Its ecommerce platform now accounts for 13.4% of overall sales.
Drakeford said: “Our stores and website have a different, although integrated, role to play.
“Our customers are increasingly using both channels to complete their purchasing journey so we’ve focused on ensuring this experience is as seamless as possible.
“Investing in our people is crucial to motivating and retaining our co-workers, as well as attracting new talent”
Gillian Drakeford, Ikea
“In addition to this, we have seen a 3% increase in people coming to our stores over the past year,” Drakeford added.
Following this July’s big box opening in Reading, Drakeford told Retail Week that its next new superstore in Sheffield is poised to open in the summer of 2017.

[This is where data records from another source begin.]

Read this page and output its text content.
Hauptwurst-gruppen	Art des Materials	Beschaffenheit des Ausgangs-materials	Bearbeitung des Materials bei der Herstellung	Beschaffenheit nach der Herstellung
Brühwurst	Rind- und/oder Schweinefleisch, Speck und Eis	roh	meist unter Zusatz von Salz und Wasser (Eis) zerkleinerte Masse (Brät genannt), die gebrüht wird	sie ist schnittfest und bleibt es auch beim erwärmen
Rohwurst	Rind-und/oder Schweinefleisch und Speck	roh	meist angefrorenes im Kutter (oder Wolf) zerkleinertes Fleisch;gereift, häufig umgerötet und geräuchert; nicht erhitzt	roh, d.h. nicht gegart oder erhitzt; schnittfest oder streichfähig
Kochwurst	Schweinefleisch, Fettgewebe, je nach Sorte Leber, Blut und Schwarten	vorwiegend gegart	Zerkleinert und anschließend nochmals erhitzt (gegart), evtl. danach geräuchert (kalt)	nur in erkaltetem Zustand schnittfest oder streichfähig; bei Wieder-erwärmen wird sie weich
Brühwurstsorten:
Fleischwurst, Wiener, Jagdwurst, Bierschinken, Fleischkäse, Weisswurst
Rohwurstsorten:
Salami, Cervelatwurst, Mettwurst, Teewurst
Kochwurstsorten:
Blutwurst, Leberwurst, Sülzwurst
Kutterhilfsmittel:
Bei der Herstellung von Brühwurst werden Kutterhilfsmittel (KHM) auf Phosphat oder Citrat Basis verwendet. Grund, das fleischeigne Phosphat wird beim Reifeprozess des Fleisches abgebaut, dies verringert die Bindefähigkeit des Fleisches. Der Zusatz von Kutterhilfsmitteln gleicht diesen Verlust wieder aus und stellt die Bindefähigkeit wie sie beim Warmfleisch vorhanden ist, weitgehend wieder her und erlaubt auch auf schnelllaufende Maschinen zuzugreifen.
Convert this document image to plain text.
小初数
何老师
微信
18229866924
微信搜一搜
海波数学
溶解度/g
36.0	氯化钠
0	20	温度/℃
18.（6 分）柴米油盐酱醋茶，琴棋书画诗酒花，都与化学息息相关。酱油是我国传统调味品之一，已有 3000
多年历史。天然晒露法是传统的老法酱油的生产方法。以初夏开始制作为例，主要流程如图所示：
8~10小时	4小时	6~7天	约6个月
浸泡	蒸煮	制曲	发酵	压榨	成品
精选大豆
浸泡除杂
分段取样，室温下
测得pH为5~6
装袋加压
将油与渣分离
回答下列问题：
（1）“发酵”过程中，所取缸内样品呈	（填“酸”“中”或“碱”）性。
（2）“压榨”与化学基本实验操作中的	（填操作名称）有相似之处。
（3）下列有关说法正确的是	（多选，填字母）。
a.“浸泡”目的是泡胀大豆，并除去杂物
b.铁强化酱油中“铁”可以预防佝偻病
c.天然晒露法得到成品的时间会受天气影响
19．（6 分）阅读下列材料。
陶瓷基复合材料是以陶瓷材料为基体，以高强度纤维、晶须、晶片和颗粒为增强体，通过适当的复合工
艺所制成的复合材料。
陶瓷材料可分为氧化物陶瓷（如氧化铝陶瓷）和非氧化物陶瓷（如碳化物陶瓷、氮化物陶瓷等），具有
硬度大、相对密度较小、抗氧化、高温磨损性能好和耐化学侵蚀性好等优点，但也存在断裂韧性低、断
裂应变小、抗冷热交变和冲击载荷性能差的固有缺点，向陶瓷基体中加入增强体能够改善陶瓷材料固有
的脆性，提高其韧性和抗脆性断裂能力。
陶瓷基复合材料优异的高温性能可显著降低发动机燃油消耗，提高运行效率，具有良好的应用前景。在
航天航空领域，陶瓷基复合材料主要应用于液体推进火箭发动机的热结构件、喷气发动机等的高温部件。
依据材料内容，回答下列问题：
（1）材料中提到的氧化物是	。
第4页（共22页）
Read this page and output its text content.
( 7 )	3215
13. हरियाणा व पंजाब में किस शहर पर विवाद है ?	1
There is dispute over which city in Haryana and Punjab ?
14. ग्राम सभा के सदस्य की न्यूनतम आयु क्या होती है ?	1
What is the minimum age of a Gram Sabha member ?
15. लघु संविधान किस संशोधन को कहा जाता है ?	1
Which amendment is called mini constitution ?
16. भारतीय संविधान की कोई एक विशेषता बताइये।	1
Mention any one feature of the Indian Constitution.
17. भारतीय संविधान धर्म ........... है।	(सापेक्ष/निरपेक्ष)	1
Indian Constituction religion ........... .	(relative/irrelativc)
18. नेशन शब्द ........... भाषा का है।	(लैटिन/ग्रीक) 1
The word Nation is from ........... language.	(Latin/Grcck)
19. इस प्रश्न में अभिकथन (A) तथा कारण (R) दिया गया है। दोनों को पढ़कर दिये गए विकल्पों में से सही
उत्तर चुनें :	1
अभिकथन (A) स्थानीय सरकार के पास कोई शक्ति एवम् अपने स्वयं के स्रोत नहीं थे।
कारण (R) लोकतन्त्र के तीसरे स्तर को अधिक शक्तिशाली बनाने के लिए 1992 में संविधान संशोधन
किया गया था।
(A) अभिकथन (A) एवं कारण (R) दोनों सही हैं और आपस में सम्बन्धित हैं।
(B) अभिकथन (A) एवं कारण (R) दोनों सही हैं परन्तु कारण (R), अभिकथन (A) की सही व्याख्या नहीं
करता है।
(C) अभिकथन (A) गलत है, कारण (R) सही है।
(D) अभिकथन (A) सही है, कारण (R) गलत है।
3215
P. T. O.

Further large stores are planned “soon after” in Exeter and Greenwich.
Ikea will also be reviewing the progress of its order and collection points in the coming months, but declined to give any indication as how they were currently performing.
Wages and Brexit
Earlier this year, Ikea, which employs 10,000 in the UK, pledged to play the ‘real living wage’ to all employees, who it calls co-workers, at a cost of £11.5m.
Drakeford said: “It makes good business sense – we know that happy co-workers will bring happy customers.
“Investing in our people is crucial to motivating and retaining our co-workers, as well as attracting new talent.”
Ikea, which is an accredited Living Wage Foundation employer, made the pledge despite pressures arising from the Brexit vote in June.
On the shock referendum result, Drakeford added: “We support the decisions that the UK has made. The UK is the fourth biggest market for Ikea globally, but of course there’s an uncertainty.
“Currency is one of the factors we take into account, but we work very hard on investing in pricing and are always looking for new materials.”